У Вадика над ухом раздался сухой треск, что-то мелькнуло в глазах, а снизу, из шахтенки, послышался звук падения. Не понимая, что случилось, Вадик поднял голову. Где лопата? Она исчезла вместе с веревочной лестницей. Испуганный Вадик посмотрел вниз и увидел, что Паня плашмя лежит на дне шахтенки, освещенный фонариком.

— Пань! Па-ань!.. — завопил Вадик. — Почему ты молчишь?.. Ты живой?

— Назло тебе умер, — сумрачно ответил Паня. — Я из-за твоего фонарика убился.

— Так ты же не совсем убился! — обрадовался Вадик. — Знаешь, почему ты упал? Лопата сломалась… Она уже давно трещала, а теперь совсем лопнула.

Немного оглушенный падением, Паня еще полежал на сырой, клейкой и холодной глине, потом шевельнулся и застонал. Острая боль пробежала от правой ступни по всему телу. Плохо!.. Стиснув зубы, заставляя себя презирать боль, Паня приподнялся, сел, с трудом стал на левую ногу и потянулся к тому, что отсвечивало зеленью. Кряхтя от боли, он добрался до этой приманки, схватил ее и сел, с удивлением рассматривая странную вещь, очутившуюся у него в руках.

Несомненно, это был подсвечник, но подсвечник, покрытый густой зеленью и необычной формы. Патрон для свечи был не круглый, а четырехугольный. Неуклюжая ножка подсвечника внизу расширялась небольшим массивным блюдцем. С края блюдца выдавался длинный шип. На этом шипе подсвечник и держался в борту шахтенки.

— Что ты нашел? Малахит, да? — спросил крайне заинтересованный Вадик.

— Подсвечник, — в сердцах ответил незадачливый геолог. — Наверно, «старые люди» свечи в забое жгли.

— Свечи? Вот так техника!.. Пань, а теперь посмотри, может быть у фонарика стекло разбилось. Тогда мне все равно попадет.

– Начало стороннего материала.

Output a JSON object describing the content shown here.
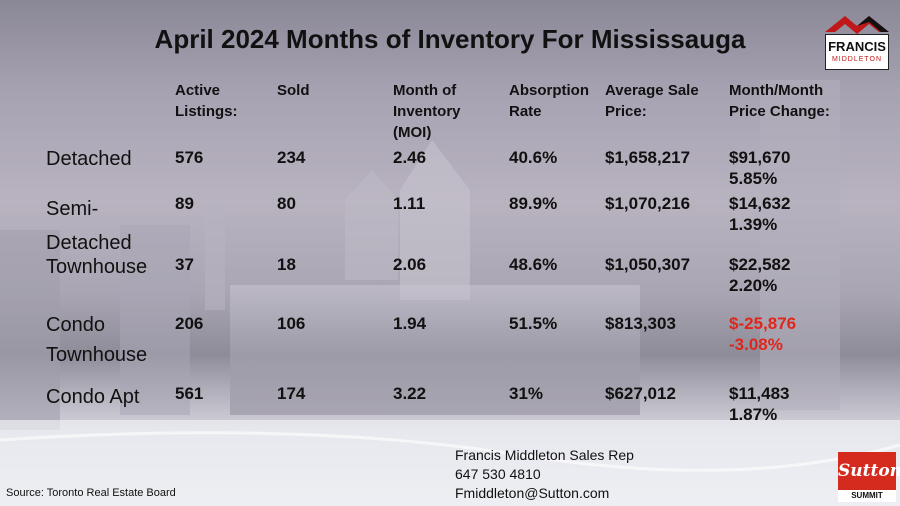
{
  "title": "April 2024 Months of Inventory For Mississauga",
  "headers": {
    "active": "Active\nListings:",
    "sold": "Sold",
    "moi": "Month of\nInventory\n(MOI)",
    "absorption": "Absorption\nRate",
    "avg_price": "Average Sale\nPrice:",
    "change": "Month/Month\nPrice Change:"
  },
  "rows": [
    {
      "label": "Detached",
      "active": "576",
      "sold": "234",
      "moi": "2.46",
      "absorption": "40.6%",
      "avg_price": "$1,658,217",
      "change": "$91,670\n5.85%",
      "negative": false
    },
    {
      "label": "Semi-\nDetached",
      "active": "89",
      "sold": "80",
      "moi": "1.11",
      "absorption": "89.9%",
      "avg_price": "$1,070,216",
      "change": "$14,632\n1.39%",
      "negative": false
    },
    {
      "label": "Townhouse",
      "active": "37",
      "sold": "18",
      "moi": "2.06",
      "absorption": "48.6%",
      "avg_price": "$1,050,307",
      "change": "$22,582\n2.20%",
      "negative": false
    },
    {
      "label": "Condo\nTownhouse",
      "active": "206",
      "sold": "106",
      "moi": "1.94",
      "absorption": "51.5%",
      "avg_price": "$813,303",
      "change": "$-25,876\n-3.08%",
      "negative": true
    },
    {
      "label": "Condo Apt",
      "active": "561",
      "sold": "174",
      "moi": "3.22",
      "absorption": "31%",
      "avg_price": "$627,012",
      "change": "$11,483\n1.87%",
      "negative": false
    }
  ],
  "logo": {
    "line1": "FRANCIS",
    "line2": "MIDDLETON"
  },
  "contact": {
    "name": "Francis Middleton Sales Rep",
    "phone": "647 530 4810",
    "email": "Fmiddleton@Sutton.com"
  },
  "source": "Source: Toronto Real Estate Board",
  "brokerage": {
    "name": "Sutton",
    "sub": "SUMMIT"
  },
  "colors": {
    "negative": "#e0261a",
    "brand_red": "#d42b1e"
  }
}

— Цел твой фонарик, успокойся.

— Хорошо! А как ты теперь вылезешь? Давай, я тебя на веревке вытащу.

— Ты и котенка не вытащишь, силач!.. И нога у меня так болит, что, наверно, я ее совсем сломал… Знаешь что? Беги к Самохиным, они недалеко живут. Мы военный совет проведем… Ну, чего ты торчишь? Я замерз уже. Здесь холодно, как в погребе, даже еще холоднее.

— Холодно? Не ври!.. А мне, ух, как жарко! Сейчас, подожди!

Через несколько секунд Вадик крикнул:

— Хватай, лови!

На Паню упало что-то мягкое и теплое.

Это была рубашка Вадика. Но рубашкой Вадик не ограничился.

— Получай! — крикнул он. — Это мои трусы, Пань!

— Ну и безголовый! — рассердился Паня. — А теперь как ты пойдешь к Самохиным через поселок, если ты голый?

— Да, правда! — расхохотался Вадик. — Так я же не подумал… Теперь я в одной только пилотке и в тапочках, как на необитаемом острове. Ничего, Пань, я спущу веревку, привяжи к ней трусы, а рубашку оставь себе. Правда, хорошо, что я так много веревок взял?